Professora, gambista e especialista em música antiga no país, Kristina Augustin reforça a importância dos concertos em Niterói e no Rio: “Roberto de Regina é um dos maiores nomes da história da Música Antiga no Brasil (…) um homem de múltiplos talentos, inspirou a formação de novos conjuntos e influenciou de forma decisiva várias gerações de músicos que hoje atuam no cenário nacional e europeu”

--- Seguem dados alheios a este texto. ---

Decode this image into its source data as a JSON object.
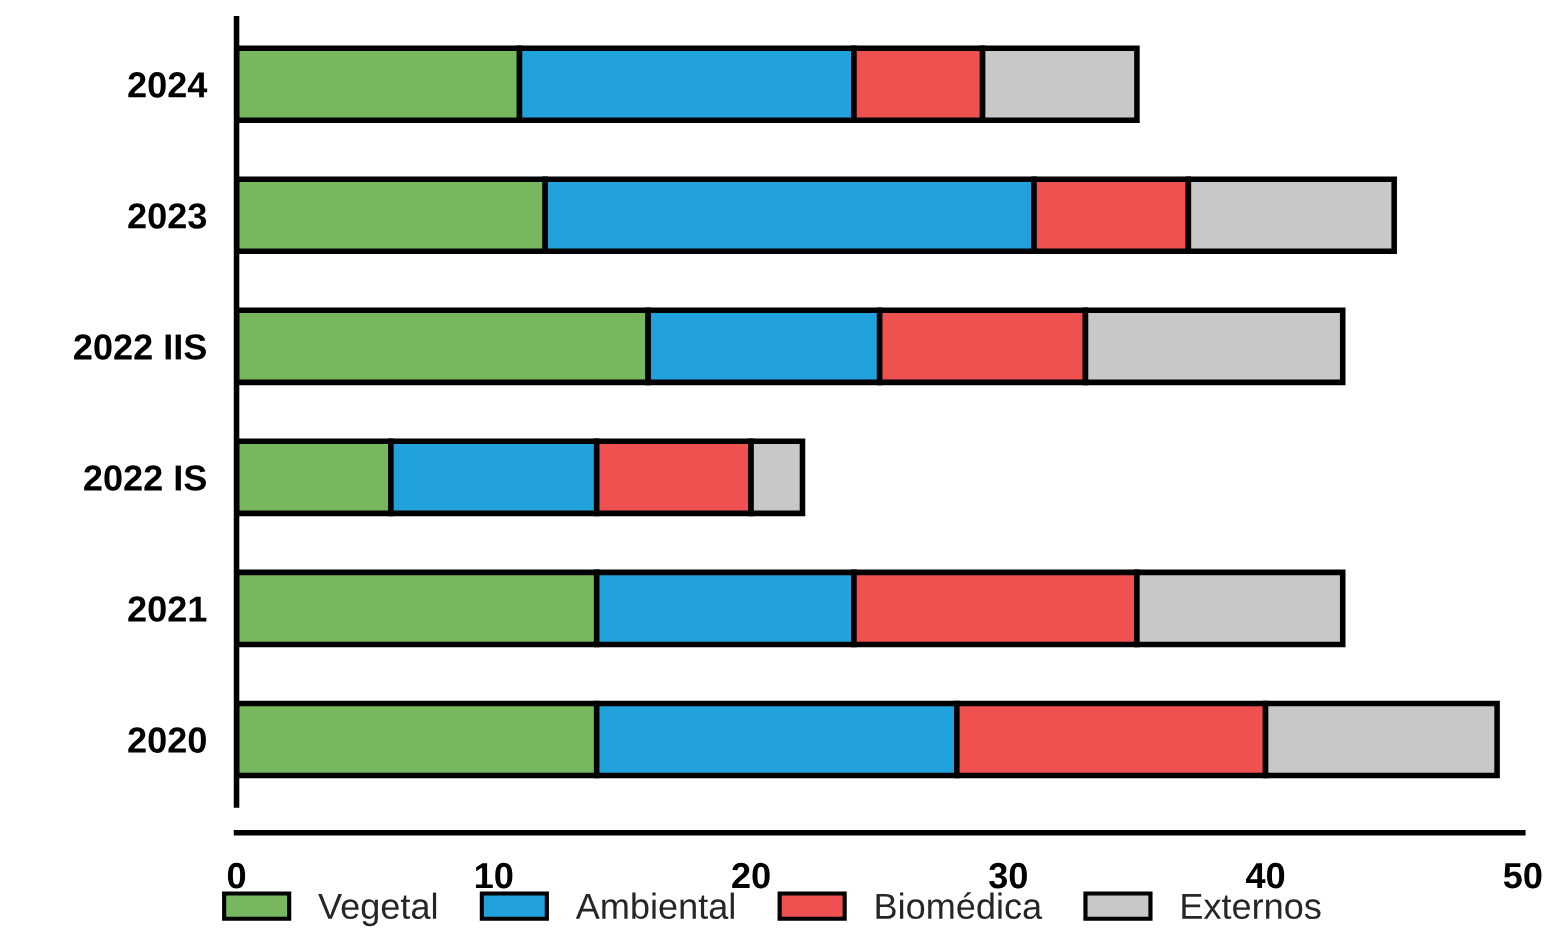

A trajetória desta lenda viva da música barroca brasileira irá virar um documentário, dirigido por Luiz Eduardo Ozório e produzido pela OZ Films e coproduzido pela Multiphocus Filmes e Janeiro Filmes. “É um filme artístico, com uma narrativa de cinebiografia. Estamos usando apenas luz de velas na iluminação para manter a atmosfera barroca”, conta o diretor. “O Cravista” será produzido em formato híbrido e as filmagens em Guaratiba já começaram. O lançamento está previsto para 2023.
Fundado em 1974, como parte da Camerata Antiqua, desde o início de suas atividades, o Coro da Camerata Antiqua de Curitiba destacou-se pela originalidade e leveza na interpretação da música renascentista e barroca. Essa proposta intensificou-se a partir de 1982, sob a regência de seu fundador, o maestro Roberto de Regina, e de experientes regentes convidados do cenário nacional e internacional. A sólida formação musical de seus cantores transformou o grupo em uma das referências da música vocal no Brasil. Ao abordar diferentes vertentes, com a incorporação da música contemporânea e estreias de peças escritas para o grupo, o Coro adquiriu a característica de transitar com autoridade por um vasto e eclético repertório. Próximo de completar cinco décadas de existência, no seu histórico figuram nomes de regentes titulares e convidados que contribuíram de maneira significativa e conduziram o grupo a um trabalho de excelência. Desde 2015, Mara Campos é a regente titular e diretora musical. A partir de 2016, sob sua direção artística, o Coro passou a realizar a “Semana de Canto Coral” dedicada desde a primeira edição ao compositor Henrique de Curitiba, tornando-se desde então, um importante evento para o Canto Coral no Brasil. Atendendo à convites, o grupo realizou importantes turnês pelo Brasil, Estados Unidos e Europa.